On May 7, 2015, the Court of Appeals issued a decision in ACA Financial Guaranty Corp. v. Goldman, Sachs & Co., 2015 NY Slip Op. 03876, addressing an issue that has divided the lower trial and appellate courts: the standard for pleading “justifiable reliance” in the context of commercial fraud claims.
As the Court noted in ACA Fin., to plead a cause of action for fraud, a plaintiff “must allege facts to support the claim that it justifiably relied on the alleged misrepresentations.” However, precisely what must be pled to satisfy that requirement has been a point of contention among the lower courts. We previously blogged about this issue here, and in particular noted a trend in which “New York County Commercial Division Justices have usually denied motions to dismiss and for summary judgment in fraud cases, rejecting arguments from defendants that justifiable reliance was not sufficiently pled or that material issues of fact did not exist with respect to justifiable reliance, and the First Department usually reversed these decisions.” ACA Fin. came to the Court of Appeals in precisely that posture: Justice Kapnick (then of the New York County Commercial Division, and now a Justice of the Appellate Division) denied defendant’s motion to dismiss plaintiff’s fraud claim for failure to plead justifiable reliance, and the First Department reversed and dismissed the complaint. The Court of Appeals in a memorandum decision joined by six Judges reversed the Appellate Division and reinstated the complaint.
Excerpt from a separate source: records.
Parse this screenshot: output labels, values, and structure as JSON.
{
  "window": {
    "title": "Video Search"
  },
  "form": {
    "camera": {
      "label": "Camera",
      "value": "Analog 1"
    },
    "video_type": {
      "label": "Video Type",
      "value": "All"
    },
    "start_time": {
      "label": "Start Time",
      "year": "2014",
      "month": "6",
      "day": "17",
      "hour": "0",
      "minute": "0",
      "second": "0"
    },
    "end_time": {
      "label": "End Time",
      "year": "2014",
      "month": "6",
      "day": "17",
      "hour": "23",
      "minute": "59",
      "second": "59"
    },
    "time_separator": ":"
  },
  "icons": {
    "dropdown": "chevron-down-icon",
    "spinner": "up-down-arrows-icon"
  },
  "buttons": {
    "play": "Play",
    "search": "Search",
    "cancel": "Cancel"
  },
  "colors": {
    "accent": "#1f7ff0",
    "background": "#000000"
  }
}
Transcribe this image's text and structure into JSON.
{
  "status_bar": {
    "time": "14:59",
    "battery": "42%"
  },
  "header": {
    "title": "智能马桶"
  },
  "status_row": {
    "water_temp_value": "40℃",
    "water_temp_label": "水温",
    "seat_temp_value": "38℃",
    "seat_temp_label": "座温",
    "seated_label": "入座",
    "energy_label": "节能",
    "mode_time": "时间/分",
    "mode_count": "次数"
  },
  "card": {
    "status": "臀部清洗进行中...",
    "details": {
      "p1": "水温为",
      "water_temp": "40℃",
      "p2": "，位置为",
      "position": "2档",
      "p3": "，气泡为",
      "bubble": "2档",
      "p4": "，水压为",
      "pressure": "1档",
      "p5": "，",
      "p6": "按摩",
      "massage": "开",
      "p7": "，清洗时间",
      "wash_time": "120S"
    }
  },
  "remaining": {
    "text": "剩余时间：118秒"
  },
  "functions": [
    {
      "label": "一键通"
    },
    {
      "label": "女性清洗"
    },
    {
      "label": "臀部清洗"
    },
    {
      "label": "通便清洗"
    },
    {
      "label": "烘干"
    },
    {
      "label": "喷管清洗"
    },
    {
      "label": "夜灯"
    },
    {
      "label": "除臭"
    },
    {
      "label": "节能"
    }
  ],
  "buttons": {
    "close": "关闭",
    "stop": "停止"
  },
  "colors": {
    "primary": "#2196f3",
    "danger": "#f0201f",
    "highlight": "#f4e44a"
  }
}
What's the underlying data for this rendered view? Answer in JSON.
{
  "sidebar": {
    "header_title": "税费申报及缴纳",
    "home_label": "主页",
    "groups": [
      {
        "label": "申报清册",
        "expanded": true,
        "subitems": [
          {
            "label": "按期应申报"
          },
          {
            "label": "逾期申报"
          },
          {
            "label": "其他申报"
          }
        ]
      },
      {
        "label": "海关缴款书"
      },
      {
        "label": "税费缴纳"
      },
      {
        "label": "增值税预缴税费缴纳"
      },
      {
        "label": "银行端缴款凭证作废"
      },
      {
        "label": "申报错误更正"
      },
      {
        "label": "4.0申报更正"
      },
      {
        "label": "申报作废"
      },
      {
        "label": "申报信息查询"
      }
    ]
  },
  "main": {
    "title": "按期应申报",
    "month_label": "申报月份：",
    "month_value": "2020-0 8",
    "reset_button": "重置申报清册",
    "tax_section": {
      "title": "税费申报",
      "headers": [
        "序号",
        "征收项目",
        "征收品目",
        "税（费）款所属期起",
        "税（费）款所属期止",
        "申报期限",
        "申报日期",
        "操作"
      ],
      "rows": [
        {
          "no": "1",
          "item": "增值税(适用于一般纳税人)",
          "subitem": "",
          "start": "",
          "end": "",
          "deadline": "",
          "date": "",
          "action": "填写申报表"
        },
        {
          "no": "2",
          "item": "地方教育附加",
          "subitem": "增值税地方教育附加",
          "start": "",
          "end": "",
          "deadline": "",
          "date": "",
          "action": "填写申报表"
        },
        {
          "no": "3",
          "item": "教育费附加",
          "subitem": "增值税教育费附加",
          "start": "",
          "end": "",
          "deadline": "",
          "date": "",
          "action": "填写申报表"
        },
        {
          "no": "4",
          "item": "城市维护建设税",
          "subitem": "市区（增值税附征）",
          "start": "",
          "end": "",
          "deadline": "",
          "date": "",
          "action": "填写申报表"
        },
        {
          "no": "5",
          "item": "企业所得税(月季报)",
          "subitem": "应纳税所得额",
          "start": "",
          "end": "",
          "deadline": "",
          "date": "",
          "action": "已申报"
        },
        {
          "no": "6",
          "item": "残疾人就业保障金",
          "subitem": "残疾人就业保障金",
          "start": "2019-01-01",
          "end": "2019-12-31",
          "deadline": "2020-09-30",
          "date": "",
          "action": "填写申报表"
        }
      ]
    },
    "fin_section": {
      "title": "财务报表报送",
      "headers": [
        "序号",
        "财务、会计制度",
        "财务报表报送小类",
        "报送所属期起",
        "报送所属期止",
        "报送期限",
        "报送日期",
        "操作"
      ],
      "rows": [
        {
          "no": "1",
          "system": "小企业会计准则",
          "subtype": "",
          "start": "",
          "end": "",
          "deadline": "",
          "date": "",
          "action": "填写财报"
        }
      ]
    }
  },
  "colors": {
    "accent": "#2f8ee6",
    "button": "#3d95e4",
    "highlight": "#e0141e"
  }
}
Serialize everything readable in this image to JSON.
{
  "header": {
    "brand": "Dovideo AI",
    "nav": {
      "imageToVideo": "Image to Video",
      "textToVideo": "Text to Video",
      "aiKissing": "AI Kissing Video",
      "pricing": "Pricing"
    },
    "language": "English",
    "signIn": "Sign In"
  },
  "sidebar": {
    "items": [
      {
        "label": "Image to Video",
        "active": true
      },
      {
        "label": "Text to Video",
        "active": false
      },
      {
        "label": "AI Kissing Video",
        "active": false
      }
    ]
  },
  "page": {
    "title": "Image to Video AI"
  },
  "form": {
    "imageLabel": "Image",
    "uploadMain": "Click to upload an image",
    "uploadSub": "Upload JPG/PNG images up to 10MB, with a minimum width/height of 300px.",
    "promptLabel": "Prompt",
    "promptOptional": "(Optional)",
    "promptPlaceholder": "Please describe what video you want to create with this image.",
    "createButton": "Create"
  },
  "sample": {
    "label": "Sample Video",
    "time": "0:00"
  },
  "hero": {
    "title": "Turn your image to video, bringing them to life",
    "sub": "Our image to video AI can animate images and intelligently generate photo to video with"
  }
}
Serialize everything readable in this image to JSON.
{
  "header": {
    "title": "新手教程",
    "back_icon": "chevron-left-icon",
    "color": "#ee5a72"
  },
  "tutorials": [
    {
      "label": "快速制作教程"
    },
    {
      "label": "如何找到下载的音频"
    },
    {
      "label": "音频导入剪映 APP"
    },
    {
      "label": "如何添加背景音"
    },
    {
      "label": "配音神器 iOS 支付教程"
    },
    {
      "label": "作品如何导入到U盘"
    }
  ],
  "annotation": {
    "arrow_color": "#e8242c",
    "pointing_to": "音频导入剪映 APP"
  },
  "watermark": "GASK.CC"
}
The plaintiff in ACA Fin. brought suit against Goldman, Sachs, “alleging that defendant fraudulently induced plaintiff to provide financial guarantee for a synthetic collateralized debt obligation (CDO), known as ABACUS.” In particular, ACA Financial alleged that Goldman “fraudulently concealed the fact that its hedge fund client Paulson & Co., which selected most of the portfolio investment securities in ABACUS, planned to take a ‘short’ position in ABACUS, thereby intentionally exposing plaintiff to substantial liability.” Observing that “the question of what constitutes reasonable reliance is not generally a question to be resolved as a matter of law on a motion to dismiss,” the Court of Appeals held that plaintiff’s allegations that it “sought assurances from defendant about Paulson’s role in ABACUS,” and that “defendant affirmatively misrepresented to plaintiff that Paulson would be the equity investor in ABACUS,” were sufficient, at the pleading stage, to allege “reasonable reliance.”
Judge Read dissented, arguing that ACA Financial did not plead justifiable reliance because it failed to take “an obvious and easy step” to uncover the truth – i.e., it did not “simply ask Paulson directly what its investment position was in ABACUS.” In her view this “failure to consult a source of information that might have revealed the alleged fraud” was fatal to the claim. Judge Read also found ACA Financial’s reliance on Goldman’s informal “assurances” insufficient because it did not insist on any formal representation and warranty concerning Paulson’s role, which it could have done “if assurance that Paulson was taking a net long position in ABACUS was as critical to ACA’s commercial decisionmaking as it now claims.”
Sophisticated parties alleging fraud in commercial cases face a due diligence requirement that may prove fatal to their claims even at the pleading stage. However, if the First Department follows the Court of Appeals’ lead in ACA Fin., it may prove easier for plaintiffs to survive a motion to dismiss on justifiable reliance grounds.